Another paper: Baker et al. Toxicological Science (2014). The cool thing about this paper is that it shows how different experimental designs examine potentially different mechanisms of transgenerational effects.
Outside of developmental toxicology (my area) we have the famous
Agrawal et al. Nature (1999) paper on daphnia "Transgenerational Induction of Defenses in animals and plants.
So that's my 2 cents: )
I agree with this blog (or whatever) post that many studies of adaptive transgenerational effects are actually “transgenerational plasticity” or generalized term for maternal effects.
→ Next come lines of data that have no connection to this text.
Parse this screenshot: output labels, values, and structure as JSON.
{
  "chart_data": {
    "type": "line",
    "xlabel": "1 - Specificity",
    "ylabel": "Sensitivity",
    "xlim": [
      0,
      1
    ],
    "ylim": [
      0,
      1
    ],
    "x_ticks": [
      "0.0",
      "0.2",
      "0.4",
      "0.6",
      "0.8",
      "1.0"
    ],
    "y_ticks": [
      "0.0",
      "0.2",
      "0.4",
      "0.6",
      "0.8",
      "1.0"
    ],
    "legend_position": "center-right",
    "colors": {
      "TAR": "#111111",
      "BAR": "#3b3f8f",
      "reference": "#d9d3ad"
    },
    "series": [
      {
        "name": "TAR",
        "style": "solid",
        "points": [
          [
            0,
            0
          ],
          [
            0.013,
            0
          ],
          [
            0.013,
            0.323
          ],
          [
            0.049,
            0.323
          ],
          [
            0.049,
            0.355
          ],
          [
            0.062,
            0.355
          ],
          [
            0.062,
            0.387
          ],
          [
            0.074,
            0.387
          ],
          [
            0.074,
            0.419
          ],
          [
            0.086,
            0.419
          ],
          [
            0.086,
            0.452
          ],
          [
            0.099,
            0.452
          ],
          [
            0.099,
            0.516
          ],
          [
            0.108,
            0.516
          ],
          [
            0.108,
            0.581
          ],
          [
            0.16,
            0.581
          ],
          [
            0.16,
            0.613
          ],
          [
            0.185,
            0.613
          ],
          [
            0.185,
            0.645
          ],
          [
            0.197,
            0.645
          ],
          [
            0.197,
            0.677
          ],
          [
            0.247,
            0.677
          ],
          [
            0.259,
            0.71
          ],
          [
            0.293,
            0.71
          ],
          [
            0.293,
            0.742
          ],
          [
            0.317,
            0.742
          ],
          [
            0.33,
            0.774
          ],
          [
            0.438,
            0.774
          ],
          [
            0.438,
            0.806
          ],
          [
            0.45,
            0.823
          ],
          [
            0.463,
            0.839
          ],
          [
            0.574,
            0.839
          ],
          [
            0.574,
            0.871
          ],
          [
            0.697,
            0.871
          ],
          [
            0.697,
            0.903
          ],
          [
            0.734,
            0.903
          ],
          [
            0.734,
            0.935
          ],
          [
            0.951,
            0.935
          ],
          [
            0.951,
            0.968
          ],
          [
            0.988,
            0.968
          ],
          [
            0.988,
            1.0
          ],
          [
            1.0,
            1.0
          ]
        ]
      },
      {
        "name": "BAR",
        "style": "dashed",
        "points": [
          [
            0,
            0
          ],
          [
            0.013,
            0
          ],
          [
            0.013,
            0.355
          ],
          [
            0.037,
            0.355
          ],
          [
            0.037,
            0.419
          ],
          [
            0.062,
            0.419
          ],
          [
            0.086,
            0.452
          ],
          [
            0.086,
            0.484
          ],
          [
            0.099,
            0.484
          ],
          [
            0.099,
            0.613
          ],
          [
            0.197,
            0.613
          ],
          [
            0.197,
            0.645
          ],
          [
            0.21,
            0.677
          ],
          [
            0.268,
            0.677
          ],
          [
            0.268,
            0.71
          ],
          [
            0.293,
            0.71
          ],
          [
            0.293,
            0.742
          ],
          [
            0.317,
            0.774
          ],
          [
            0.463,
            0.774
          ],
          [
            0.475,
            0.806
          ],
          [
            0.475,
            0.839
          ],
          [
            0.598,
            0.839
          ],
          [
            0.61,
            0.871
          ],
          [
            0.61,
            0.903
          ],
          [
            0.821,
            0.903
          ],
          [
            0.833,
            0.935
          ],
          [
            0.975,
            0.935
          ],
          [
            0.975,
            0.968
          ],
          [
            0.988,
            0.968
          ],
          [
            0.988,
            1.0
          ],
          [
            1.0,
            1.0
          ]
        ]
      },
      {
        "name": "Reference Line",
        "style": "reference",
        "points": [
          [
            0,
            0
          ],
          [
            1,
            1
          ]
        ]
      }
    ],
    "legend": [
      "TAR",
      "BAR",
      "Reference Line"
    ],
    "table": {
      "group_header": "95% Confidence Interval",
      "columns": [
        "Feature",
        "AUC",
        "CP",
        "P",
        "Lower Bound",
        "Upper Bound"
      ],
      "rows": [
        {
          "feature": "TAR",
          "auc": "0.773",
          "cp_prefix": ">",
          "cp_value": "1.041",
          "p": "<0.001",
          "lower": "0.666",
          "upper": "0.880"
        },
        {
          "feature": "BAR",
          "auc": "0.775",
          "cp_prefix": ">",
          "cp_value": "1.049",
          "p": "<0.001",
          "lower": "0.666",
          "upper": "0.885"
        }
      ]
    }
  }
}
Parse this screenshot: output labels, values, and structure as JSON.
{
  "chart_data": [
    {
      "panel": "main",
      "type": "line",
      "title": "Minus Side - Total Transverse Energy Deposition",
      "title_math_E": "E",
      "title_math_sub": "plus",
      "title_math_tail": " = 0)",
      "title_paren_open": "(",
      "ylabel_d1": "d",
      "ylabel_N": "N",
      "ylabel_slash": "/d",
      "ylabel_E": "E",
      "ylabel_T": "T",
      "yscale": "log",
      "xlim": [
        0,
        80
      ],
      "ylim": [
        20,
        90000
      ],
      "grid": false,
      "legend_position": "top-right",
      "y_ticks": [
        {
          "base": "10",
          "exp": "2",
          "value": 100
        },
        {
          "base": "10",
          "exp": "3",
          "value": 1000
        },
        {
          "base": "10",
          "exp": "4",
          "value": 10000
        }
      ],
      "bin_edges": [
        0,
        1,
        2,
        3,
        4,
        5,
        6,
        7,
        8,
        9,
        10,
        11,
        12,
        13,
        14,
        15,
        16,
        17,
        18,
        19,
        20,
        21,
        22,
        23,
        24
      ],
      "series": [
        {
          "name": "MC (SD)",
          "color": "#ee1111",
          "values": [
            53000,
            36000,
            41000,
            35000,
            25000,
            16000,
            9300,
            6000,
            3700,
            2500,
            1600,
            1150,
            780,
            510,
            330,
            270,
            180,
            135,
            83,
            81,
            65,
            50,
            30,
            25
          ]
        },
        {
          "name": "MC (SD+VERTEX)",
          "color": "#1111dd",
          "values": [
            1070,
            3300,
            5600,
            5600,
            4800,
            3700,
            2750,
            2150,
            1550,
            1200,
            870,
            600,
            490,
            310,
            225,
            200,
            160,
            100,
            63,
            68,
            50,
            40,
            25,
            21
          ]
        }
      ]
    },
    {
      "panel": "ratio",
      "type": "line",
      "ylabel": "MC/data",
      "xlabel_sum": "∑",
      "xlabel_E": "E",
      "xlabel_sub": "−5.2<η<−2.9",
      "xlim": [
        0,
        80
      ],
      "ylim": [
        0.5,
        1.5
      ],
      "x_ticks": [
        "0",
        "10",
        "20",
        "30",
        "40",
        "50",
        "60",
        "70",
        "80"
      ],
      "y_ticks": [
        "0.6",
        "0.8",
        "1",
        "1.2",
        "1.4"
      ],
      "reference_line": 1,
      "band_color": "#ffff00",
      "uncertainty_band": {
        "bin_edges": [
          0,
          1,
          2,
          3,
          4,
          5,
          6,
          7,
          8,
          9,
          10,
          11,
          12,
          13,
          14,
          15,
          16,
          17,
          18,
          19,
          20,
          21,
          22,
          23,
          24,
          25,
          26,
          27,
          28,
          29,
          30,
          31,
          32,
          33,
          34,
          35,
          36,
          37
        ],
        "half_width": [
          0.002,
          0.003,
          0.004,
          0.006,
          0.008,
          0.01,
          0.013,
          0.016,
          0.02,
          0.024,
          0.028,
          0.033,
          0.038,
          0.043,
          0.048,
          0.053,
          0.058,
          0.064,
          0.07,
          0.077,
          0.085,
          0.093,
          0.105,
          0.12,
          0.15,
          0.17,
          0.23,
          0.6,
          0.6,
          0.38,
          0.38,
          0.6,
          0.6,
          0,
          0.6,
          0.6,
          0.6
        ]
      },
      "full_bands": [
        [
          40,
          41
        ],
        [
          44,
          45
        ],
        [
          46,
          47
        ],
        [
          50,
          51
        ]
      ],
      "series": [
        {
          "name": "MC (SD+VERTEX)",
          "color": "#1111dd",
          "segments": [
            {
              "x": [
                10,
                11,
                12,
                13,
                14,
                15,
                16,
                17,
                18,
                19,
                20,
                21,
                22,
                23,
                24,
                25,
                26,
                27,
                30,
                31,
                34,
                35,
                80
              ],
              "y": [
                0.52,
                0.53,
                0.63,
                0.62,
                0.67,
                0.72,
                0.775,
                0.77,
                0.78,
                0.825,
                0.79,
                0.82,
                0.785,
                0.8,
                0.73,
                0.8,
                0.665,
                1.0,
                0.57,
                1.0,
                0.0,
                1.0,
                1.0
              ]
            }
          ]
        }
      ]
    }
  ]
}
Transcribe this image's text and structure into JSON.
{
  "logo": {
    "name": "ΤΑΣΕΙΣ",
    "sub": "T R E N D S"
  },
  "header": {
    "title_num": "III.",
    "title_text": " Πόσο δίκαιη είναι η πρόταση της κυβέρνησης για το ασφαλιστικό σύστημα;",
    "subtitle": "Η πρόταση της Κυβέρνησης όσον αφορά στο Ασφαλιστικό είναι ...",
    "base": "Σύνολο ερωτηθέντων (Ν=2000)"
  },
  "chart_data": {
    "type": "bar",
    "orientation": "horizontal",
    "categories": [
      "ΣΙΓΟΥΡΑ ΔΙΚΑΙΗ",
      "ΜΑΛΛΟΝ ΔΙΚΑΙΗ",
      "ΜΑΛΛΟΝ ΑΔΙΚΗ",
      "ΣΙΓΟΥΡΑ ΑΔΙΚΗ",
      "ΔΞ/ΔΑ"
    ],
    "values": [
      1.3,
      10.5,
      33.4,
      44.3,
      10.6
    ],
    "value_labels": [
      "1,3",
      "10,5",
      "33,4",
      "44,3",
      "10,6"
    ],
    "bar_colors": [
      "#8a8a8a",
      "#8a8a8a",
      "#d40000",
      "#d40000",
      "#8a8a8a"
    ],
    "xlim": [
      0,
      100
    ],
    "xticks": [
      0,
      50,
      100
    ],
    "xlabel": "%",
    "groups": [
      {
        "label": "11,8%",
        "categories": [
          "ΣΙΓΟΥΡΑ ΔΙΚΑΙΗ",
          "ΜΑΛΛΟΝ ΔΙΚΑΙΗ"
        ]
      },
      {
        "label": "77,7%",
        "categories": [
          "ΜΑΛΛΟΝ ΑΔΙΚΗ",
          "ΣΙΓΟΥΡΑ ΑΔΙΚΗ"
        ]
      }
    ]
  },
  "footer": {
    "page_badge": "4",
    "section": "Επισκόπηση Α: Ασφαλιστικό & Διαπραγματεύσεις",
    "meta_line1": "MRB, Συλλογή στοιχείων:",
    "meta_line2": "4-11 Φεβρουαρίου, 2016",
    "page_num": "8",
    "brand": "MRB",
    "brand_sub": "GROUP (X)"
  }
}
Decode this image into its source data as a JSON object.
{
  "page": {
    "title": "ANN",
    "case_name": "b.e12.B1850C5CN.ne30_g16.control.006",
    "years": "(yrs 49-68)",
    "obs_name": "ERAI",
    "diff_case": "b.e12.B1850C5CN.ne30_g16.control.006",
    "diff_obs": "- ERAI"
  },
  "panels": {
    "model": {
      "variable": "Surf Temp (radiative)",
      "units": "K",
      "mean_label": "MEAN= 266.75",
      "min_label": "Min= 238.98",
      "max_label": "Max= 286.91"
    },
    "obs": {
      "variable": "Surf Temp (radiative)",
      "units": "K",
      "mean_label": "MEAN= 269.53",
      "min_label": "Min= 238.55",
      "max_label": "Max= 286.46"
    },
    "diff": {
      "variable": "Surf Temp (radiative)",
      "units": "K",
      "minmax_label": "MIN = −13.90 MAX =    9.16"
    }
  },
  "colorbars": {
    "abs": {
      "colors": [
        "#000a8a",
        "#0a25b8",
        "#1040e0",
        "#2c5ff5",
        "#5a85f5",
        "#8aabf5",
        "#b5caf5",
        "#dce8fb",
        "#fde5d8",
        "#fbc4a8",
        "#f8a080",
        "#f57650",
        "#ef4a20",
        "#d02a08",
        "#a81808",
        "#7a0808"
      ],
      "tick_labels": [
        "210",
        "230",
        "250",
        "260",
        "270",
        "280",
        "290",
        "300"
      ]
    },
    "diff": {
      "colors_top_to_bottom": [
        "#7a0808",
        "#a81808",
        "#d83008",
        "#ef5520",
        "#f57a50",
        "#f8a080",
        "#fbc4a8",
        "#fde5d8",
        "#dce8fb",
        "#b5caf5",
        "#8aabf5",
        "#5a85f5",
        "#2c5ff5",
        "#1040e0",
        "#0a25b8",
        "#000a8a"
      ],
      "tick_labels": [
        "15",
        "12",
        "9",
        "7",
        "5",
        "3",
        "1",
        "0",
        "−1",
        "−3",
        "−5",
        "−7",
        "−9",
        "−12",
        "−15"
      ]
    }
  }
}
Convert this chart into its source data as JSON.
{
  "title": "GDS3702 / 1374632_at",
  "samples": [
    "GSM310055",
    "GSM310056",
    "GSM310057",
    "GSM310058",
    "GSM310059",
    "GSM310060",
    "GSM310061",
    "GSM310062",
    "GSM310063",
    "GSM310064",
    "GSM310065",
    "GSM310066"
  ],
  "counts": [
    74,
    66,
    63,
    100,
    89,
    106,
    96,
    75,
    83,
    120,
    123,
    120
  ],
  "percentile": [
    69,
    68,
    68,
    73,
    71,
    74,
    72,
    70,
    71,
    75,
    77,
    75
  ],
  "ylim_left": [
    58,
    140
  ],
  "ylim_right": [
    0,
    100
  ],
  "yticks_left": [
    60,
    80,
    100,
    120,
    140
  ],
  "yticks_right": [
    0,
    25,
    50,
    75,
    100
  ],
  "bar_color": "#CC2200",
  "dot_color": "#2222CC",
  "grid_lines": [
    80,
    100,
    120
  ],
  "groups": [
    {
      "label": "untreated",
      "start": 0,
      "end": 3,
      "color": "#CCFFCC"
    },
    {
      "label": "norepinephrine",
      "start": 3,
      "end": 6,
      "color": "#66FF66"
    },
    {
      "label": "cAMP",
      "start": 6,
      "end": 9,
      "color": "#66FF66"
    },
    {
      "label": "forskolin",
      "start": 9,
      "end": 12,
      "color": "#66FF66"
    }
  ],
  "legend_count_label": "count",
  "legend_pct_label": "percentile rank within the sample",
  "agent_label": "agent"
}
Thanks for the info about this. I also saw a recent paper in Cell that induced epigenetic inheritance in mice (which I now linked at the top of this post). I plan to write an update (part 4 of the epigenetics series) that covers that paper, and in the update I will also mention the information you provided here. I'm hoping to write that update within the next 2 months, although my research might get in the way somewhat.
I don't dispute that epigenetic inheritance is important for non-mammalian species. This post focused on mammals since humans are mammals and I've seen a lot of people making claims about epigenetic inheritance in humans that aren't well-supported.
I look forward to it. Humans are indeed mammals, and they are also vertebrates which are animals, which are multicellular and so on and so forth. Remember foundational genetics was conducted mainly in yeast, fly, worm and grasshopper (chromosomes). The model organism suitable for the questions being asked is really all that matters here, don't you agree?
As someone who's not a biologist, I'm interested in hearing your views on this topic!